Draw #8, Ongoing Commentary
End #1: The Koreans played tough this morning. Maybe they'll rebound. Their third just made a neato triple against the Czechs. Meanwhile the US has developed the first end well and is in good shape to take a deuce, which they did. France stole one against Norway, and the Czechs (despite the triple) had an easy draw for two against Korea.
End #2: Interesting that this year all the teams have the same length of break between ends. It seemed to me that at some point in the past, the teams being featured on television had longer breaks. No more, though. So far, as expected, Denmark looks over-matched by the Swiss, though they have one in the rings with two guards that the Swiss couldn't get through. Stoughton blanks, but because Nergard (Norway, vice) wrecked on a guard, Norway is in trouble. Korea calls a time-out already to discuss their situation with lots of rocks in play. And the set-up by Denmark led to their being able to score tw0. Meanwhile, Norway gives up yet another steal to France.
I'll focus on the Korea-Czech game for a bit because they have so many rocks in play. After their time-out, the Korean 3rd beautifully tapped back a few Czech stones, and now the Czechs are taking a lot of time to discuss the situation. This is all very complex for just the second end.
[Memo to Jill Officer: if you're concerned about spilling coffee, try drinking it with a straw]
Korea had a chance for a not-too-crazy double tap to score 5, but wrecked on the guard and scored only one.

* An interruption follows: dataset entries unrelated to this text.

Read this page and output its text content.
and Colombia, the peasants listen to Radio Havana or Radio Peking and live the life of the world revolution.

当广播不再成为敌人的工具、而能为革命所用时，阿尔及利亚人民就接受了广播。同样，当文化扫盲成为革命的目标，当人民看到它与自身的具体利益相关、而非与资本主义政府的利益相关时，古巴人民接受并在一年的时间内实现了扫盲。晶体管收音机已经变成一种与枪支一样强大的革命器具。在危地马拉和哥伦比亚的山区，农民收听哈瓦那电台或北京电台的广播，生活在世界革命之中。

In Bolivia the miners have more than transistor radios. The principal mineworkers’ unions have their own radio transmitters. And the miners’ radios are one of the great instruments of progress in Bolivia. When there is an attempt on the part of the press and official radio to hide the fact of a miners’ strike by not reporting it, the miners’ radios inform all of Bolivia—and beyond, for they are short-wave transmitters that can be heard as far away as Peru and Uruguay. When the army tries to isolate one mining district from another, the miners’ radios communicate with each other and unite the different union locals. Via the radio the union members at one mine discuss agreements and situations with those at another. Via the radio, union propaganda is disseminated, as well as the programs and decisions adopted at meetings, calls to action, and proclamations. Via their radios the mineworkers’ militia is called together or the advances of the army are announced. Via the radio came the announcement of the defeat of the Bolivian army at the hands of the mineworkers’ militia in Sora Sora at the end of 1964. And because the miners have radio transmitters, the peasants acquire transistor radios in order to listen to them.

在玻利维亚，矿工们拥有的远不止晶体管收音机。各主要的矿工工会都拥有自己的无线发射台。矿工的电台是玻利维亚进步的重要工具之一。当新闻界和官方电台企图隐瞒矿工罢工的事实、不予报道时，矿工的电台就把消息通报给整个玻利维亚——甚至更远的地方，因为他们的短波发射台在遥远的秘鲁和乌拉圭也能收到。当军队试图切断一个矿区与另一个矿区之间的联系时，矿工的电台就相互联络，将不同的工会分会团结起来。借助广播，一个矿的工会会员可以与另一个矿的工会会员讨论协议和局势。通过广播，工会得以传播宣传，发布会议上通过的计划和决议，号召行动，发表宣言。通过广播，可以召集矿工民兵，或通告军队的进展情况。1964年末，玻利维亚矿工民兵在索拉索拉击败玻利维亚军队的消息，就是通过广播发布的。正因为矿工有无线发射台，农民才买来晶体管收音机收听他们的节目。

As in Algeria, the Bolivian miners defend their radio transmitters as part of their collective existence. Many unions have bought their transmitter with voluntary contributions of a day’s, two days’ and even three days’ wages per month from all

Next: The games are now on different ends, so I'll just post general reflections now and then. The US is playing very well against Canada, but Stoughton split the rings fairly early on, enabling him to score two and tie up the game. The Danes are giving the Swiss fits in the third end, lying two with some guards, so the only option is for the Swiss to try to draw for one. But the draw is through a port that is not all all that big. He was light and Denmark stole two. And between Norway and France, Ulsrud was forced to draw for one. I haven't looked at the curling percentages yet, but I wonder how much they are in line with the general observations on the media bench(es).